Some growers may be waiting to see how certain varieties perform on-farm this year before making their choices, he believes.
“The classic case this year is Oakley,” says Mr Best. “There’s a lot of yellow rust out there, but if Oakley performs well at harvest, given the conditions, many farmers will decide to stick with it.”
Following their HGCA recommendation, KWS is marketing three new winter wheat varieties this autumn. All three varieties have orange wheat blossom midge resistance built in, removing the need to spray for this pest.
Top yield performer KWS Santiago, at 108% of controls, is the standout variety, says Mark Dodds, KWS UK wheat breeder.
“We expect hard Group 4 wheat Santiago to sell out and take an 8% market share in 2011-12 and become a leading barn-filling companion to Oakley and Conqueror.”

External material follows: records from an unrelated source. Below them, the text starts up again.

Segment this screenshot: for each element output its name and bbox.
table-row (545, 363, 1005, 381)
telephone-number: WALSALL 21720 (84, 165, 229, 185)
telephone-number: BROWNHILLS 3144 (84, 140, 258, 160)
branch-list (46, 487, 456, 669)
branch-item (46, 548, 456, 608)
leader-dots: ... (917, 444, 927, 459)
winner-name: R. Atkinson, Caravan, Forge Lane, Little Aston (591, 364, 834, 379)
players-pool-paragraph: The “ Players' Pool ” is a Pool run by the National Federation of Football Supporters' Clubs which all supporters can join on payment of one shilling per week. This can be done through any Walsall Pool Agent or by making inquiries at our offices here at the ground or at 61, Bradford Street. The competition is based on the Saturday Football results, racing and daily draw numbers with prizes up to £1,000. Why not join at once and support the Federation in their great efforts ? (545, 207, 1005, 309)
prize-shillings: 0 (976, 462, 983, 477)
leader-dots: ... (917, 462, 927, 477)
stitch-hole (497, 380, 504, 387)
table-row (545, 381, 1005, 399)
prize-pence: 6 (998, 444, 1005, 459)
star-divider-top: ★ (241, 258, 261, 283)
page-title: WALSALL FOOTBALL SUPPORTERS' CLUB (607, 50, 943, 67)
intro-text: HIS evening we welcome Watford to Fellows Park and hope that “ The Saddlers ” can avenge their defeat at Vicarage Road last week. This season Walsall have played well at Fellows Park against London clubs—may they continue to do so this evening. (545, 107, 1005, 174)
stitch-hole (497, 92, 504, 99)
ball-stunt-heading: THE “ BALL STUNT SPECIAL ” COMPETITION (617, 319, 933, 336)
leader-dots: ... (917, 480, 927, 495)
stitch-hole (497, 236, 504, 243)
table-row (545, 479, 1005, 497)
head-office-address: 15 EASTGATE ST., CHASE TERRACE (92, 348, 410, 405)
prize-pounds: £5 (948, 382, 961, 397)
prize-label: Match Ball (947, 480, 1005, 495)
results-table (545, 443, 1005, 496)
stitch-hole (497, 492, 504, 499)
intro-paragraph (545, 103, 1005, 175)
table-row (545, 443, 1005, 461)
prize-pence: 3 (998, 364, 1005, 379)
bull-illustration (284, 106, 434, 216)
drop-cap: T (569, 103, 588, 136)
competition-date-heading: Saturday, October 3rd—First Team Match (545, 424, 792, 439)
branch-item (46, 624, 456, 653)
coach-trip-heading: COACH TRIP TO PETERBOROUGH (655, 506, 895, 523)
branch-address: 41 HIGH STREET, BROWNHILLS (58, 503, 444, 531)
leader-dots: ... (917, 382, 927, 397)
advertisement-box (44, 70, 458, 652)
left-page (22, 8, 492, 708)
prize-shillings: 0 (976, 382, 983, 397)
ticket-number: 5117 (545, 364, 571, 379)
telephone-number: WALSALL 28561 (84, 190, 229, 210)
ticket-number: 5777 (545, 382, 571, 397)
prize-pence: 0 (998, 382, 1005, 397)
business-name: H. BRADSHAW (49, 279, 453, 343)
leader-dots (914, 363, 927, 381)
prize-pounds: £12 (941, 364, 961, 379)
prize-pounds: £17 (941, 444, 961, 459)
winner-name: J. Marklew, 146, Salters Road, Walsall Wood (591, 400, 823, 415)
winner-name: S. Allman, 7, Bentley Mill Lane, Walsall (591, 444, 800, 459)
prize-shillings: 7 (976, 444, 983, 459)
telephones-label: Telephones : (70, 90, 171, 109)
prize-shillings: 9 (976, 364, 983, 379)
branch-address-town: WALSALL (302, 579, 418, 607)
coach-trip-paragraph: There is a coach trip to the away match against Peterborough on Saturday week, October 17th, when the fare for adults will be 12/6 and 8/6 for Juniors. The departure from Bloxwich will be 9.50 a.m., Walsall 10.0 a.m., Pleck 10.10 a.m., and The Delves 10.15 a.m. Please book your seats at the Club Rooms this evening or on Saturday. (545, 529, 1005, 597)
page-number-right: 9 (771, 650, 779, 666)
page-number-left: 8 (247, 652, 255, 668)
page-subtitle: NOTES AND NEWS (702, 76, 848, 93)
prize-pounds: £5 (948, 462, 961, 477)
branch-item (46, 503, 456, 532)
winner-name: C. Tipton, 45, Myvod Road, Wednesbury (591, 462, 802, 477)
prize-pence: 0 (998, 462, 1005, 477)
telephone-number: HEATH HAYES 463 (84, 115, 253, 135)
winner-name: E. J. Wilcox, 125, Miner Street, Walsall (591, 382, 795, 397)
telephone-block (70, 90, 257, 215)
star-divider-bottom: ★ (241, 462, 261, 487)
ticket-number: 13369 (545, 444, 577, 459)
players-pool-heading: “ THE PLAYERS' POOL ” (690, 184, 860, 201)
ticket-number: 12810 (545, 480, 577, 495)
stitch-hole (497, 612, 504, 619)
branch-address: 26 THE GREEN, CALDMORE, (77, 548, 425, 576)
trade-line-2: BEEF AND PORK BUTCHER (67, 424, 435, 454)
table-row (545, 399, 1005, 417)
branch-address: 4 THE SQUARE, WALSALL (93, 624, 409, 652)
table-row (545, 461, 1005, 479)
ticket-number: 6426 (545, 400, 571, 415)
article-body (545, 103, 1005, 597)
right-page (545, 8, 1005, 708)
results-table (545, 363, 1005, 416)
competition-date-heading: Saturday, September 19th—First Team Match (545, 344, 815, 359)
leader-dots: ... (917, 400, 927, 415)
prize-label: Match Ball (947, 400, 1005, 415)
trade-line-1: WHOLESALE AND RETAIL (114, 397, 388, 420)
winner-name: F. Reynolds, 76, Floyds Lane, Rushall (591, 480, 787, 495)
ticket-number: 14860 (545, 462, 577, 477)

With a specific recommendation for the east and west, where around 80% of wheats are grown, Santiago is best drilled from mid-September up to 8 October, he explains.

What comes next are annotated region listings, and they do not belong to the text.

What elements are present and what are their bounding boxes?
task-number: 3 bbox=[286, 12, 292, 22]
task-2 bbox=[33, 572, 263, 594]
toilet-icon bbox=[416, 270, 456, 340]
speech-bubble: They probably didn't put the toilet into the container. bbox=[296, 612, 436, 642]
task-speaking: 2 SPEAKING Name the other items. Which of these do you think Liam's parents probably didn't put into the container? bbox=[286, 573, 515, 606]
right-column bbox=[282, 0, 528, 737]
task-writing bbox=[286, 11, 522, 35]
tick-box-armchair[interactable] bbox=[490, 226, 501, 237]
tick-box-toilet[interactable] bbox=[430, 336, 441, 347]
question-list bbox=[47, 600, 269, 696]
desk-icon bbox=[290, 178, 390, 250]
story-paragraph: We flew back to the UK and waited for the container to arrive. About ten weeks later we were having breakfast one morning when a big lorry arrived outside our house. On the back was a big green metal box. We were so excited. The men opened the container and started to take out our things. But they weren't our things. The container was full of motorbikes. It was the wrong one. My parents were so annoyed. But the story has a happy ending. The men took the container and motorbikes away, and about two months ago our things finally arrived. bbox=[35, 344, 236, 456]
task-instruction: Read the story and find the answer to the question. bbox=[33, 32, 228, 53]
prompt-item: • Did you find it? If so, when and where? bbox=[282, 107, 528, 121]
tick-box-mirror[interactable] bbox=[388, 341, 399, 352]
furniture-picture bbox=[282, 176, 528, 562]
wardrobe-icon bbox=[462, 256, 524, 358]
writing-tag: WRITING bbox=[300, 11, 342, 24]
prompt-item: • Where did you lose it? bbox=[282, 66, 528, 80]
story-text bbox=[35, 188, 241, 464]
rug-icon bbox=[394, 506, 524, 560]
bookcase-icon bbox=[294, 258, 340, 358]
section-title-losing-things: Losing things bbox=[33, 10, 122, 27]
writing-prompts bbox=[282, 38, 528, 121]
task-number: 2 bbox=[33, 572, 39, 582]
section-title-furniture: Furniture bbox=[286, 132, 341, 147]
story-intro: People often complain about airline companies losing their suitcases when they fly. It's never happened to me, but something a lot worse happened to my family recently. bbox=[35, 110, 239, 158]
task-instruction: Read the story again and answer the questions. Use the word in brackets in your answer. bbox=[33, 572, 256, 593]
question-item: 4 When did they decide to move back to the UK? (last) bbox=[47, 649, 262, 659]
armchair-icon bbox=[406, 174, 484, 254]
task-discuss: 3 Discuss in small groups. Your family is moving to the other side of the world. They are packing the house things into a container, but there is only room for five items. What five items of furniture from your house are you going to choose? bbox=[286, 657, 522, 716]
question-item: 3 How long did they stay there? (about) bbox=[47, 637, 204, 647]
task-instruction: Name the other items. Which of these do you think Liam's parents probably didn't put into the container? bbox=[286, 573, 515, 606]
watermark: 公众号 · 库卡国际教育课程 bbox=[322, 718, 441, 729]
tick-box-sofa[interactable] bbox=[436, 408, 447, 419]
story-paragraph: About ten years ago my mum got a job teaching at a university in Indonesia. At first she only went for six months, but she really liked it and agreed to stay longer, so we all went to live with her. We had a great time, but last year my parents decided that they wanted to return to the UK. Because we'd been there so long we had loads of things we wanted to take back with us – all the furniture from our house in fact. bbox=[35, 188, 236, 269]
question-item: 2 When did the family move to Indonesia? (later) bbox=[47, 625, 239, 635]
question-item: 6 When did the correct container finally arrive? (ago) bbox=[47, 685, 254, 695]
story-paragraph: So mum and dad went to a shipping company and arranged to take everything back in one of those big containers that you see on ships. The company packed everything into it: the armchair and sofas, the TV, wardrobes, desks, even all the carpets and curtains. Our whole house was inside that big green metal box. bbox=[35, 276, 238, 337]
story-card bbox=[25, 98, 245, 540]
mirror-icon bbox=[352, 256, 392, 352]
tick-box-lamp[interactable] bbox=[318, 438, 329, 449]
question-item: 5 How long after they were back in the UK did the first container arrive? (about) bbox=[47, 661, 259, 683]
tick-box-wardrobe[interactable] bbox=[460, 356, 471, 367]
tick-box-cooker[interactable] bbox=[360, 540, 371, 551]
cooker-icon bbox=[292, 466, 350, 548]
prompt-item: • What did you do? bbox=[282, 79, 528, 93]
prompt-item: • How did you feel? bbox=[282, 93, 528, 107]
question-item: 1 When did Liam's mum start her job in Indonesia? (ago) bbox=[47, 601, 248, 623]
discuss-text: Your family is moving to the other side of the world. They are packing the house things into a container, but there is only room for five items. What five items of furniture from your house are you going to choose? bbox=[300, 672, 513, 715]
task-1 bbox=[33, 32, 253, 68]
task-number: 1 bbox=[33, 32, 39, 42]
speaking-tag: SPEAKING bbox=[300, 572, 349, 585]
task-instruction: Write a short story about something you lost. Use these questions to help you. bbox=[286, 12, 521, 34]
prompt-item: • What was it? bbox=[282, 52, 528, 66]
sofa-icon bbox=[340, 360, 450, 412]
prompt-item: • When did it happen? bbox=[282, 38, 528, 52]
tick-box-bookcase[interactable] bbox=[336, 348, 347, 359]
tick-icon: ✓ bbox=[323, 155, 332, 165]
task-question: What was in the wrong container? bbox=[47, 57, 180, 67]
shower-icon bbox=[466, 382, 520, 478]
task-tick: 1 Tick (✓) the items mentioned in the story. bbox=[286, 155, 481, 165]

“It performs less well on light land, but there is still only limited Recommended List data so far. That could be due to it being a slightly later maturing variety.”
KWS Santiago is an ideal first wheat and second wheat, where it is also a top performer, beating JB Diego and Duxford, says Mr Dodds. Three days later to mature than Oakley and a day behind Conqueror, KWS Santiago has a longer grainfill period, maximising yield potential as well as spreading harvest.
KWS Santiago is slightly taller and marginally weaker strawed than Oakley. It performs best in a high-input programme and should not be under-managed, advises Mr Dodds.
“We recommend a full fungicide programme, probably focusing on yellow rust, septoria and eyespot, and a robust plant growth regulation programme.”
KWS Podium is the first orange wheat blossom midge resistant breadmaker and has competitive yields compared with the commercially favoured breadmakers, Solstice, Cordiale and Gallant.
Podium, a Cordiale cross, is an early maturing, hard milling wheat with short, stiff straw making it ideal for combining, says Mr Best.
“It’s a good all-rounder and has strong disease resistance with no rating below five, including an exceptional seven for fusarium.”
A small amount of Podium commercial seed is available this autumn through Openfield.
KWS Target, a Robigus cross, is a solid Group 3 variety with consistent yields on light and heavy soils. “We have taken the Robigus plant model and improved it, notably in yield and yellow rust,” says Mr Best.
KWS Target matches last year’s newcomer Invicta for yield. Nationally, its treated yield is just 0.1% behind and in the east, it is 0.1% ahead.
“It’s an excellent biscuit-maker and has great export potential as it won’t need to be blended to make the UK’s boatloads,” says Mr Best.
KWS Target has a good all-round disease resistance package with no rating below six, he adds.
However, the variety did not get approval to be grown for distilling in Scotland, which Mr Best says is a “possible weakness”.